James Dahlman, an assistant professor at the Georgia Institute of Technology, talked about the use of nanoparticles to deliver drugs to the right tissue. This "sounds like science fiction," Dahlman said, but last month the FDA approved the first genetic therapy that uses nanoparticles to treat liver disease. The catch is that we can still only design drugs that deliver medicine to the liver and the current method for testing new nanoparticles isn't scalable. Dahlman's lab figured out a way to test thousands of nanoparticles at once in a single mouse using DNA barcodes and gene sequencing to track where everything went. They are hoping this technique will lead to the discovery of safer and more effective drug treatments.

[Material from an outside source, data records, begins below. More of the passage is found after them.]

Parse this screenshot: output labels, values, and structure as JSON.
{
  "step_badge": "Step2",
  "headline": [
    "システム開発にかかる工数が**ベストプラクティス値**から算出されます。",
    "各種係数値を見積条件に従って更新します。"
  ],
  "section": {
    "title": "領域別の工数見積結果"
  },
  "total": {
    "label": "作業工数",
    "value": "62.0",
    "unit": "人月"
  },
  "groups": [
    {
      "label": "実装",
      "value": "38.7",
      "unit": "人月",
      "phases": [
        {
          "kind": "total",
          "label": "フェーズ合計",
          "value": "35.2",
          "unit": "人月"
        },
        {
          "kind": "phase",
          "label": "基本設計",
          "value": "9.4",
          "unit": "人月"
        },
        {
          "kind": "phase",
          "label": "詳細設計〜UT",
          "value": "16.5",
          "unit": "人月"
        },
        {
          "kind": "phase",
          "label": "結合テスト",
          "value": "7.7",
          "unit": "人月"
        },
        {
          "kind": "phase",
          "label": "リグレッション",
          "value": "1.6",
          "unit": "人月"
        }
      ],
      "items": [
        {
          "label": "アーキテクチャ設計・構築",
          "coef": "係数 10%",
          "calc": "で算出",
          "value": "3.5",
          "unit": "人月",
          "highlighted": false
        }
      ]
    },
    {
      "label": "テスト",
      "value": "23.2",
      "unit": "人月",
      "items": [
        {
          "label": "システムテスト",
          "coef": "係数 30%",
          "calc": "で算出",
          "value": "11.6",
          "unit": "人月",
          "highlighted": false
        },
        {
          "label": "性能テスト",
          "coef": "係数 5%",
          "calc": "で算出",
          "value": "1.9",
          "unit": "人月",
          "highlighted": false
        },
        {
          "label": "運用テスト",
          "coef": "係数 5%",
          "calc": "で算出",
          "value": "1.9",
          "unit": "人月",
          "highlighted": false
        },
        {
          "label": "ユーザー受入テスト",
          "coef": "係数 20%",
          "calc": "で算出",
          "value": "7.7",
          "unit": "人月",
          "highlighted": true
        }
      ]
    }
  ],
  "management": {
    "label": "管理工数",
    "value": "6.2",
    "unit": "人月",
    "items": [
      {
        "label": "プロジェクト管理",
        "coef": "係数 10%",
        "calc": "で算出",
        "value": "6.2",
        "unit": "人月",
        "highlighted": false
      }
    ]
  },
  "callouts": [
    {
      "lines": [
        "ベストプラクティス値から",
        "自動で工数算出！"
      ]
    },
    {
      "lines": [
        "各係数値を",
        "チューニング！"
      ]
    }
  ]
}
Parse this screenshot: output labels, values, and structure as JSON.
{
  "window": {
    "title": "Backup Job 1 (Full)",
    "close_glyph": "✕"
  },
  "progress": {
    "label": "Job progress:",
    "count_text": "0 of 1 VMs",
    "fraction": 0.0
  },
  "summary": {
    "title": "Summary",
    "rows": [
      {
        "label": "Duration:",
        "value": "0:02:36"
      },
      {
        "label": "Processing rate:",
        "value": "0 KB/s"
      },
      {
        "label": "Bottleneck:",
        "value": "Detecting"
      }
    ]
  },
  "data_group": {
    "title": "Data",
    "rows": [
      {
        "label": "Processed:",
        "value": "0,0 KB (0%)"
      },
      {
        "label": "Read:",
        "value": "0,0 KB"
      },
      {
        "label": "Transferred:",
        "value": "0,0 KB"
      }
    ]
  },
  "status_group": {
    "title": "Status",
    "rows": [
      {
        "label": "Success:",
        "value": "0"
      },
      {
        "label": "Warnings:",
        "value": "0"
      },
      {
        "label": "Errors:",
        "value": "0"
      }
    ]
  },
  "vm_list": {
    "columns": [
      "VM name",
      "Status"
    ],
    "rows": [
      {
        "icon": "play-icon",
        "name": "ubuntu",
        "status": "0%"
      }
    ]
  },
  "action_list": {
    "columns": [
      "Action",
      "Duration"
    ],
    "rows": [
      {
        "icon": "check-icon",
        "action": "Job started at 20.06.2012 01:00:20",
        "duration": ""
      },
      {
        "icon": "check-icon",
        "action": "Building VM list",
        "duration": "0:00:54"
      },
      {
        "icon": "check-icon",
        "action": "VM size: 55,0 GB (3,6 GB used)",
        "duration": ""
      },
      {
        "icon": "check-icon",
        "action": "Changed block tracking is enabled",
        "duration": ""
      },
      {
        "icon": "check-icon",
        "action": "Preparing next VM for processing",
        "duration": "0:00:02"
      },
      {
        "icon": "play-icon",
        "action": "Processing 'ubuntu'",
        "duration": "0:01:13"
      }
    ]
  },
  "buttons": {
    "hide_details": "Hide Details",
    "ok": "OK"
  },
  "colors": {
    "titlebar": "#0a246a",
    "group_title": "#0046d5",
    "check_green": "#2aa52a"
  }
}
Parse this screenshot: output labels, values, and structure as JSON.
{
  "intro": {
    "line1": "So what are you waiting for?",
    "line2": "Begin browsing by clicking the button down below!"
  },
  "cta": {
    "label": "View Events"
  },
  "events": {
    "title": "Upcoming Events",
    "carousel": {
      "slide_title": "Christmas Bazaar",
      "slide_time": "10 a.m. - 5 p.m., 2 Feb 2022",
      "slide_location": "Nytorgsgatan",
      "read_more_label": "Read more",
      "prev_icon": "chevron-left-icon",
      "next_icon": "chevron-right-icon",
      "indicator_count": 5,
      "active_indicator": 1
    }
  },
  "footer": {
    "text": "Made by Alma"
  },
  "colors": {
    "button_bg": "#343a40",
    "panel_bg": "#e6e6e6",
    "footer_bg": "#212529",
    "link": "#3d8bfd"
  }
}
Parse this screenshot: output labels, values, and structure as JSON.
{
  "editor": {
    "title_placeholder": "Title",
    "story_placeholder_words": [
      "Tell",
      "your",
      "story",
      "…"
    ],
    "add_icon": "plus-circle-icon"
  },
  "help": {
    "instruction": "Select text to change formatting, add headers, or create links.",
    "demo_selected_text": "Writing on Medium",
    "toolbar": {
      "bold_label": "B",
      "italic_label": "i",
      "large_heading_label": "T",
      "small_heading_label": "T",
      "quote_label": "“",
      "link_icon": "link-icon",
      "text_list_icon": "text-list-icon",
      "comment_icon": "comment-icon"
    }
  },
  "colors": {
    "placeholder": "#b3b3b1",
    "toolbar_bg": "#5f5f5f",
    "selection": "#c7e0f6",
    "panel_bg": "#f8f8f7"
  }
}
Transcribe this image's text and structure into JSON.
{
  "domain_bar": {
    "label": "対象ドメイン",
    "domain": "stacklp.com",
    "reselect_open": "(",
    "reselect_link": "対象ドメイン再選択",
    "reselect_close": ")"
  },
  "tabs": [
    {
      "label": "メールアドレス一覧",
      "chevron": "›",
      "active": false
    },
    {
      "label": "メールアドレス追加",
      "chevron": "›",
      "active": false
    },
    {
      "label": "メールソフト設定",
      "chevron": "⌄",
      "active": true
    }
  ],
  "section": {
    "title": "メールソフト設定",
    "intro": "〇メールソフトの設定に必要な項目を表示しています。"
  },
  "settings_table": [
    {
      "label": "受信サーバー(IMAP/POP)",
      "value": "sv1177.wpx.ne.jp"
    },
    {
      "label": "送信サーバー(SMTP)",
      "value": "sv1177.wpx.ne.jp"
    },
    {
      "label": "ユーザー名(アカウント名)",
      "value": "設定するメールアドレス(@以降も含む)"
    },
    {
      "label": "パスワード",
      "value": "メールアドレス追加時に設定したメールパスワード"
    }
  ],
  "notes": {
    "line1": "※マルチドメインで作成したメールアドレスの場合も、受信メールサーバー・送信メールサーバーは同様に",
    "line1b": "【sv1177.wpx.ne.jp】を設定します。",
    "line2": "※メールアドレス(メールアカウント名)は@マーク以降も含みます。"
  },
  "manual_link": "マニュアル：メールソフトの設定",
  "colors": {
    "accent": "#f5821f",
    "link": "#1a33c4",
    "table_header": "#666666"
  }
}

Shinjini Kundu, a physician and medical researcher at University of Pittsburgh Medical Center, developed a medical imaging technique called transport-based morphometry (TBM) that uses AI to spot latent diseases imperceptible to humans reviewing MRIs. In a study of 70 subjects, Kundu's system was able to predict signs of osteoarthritis in healthy people up to three years before symptoms became visible with 86 percent accuracy.

Adam Marblestone, the Chief Strategy Officer at Kernel, talked about bleeding-edge efforts to develop new ways to record what is going on in the brain. The current approaches using invasive electrodes or MRIs aren't scalable, he said. We can record only one thousand neurons and at the current rate of progress it would take until the end of the century just to record all the neurons in a mouse brain--let alone the 100 billion neurons in the human brain. Instead, Marblestone said, we need to completely rethink the physical interface to the brain--an effort that began with the Obama administration's Brain Initiative.

One interesting idea is to re-engineer the cells in the brain to act like a hard drive and record their own activity in a way that could be read out later. Those experiments are fine for researchers working with animals, but they aren't suitable for humans for obvious reasons. Last year Marblestone joined Kernel, a $100 million startup backed by Bryan Johnson, founder of online payments company Braintree, that aims to develop a less invasive physical interface for neural recording to "accelerate our understanding of how the brain works and fix it when it doesn't."

Niki Bayat, is the co-founder and Chief Science Officer at AesculaTech, which has developed a smart material for medical devices that is a liquid at lower temperatures, turns into a gel when heated and becomes solid at body temperature. The gel is injectable, easily removable, and adapts to body shape. It can be inserted into the tear duct to release glaucoma medicine over an extended period. Bayat said that the company recently completed its first human trial showing that this is safe and effective treatment for glaucoma.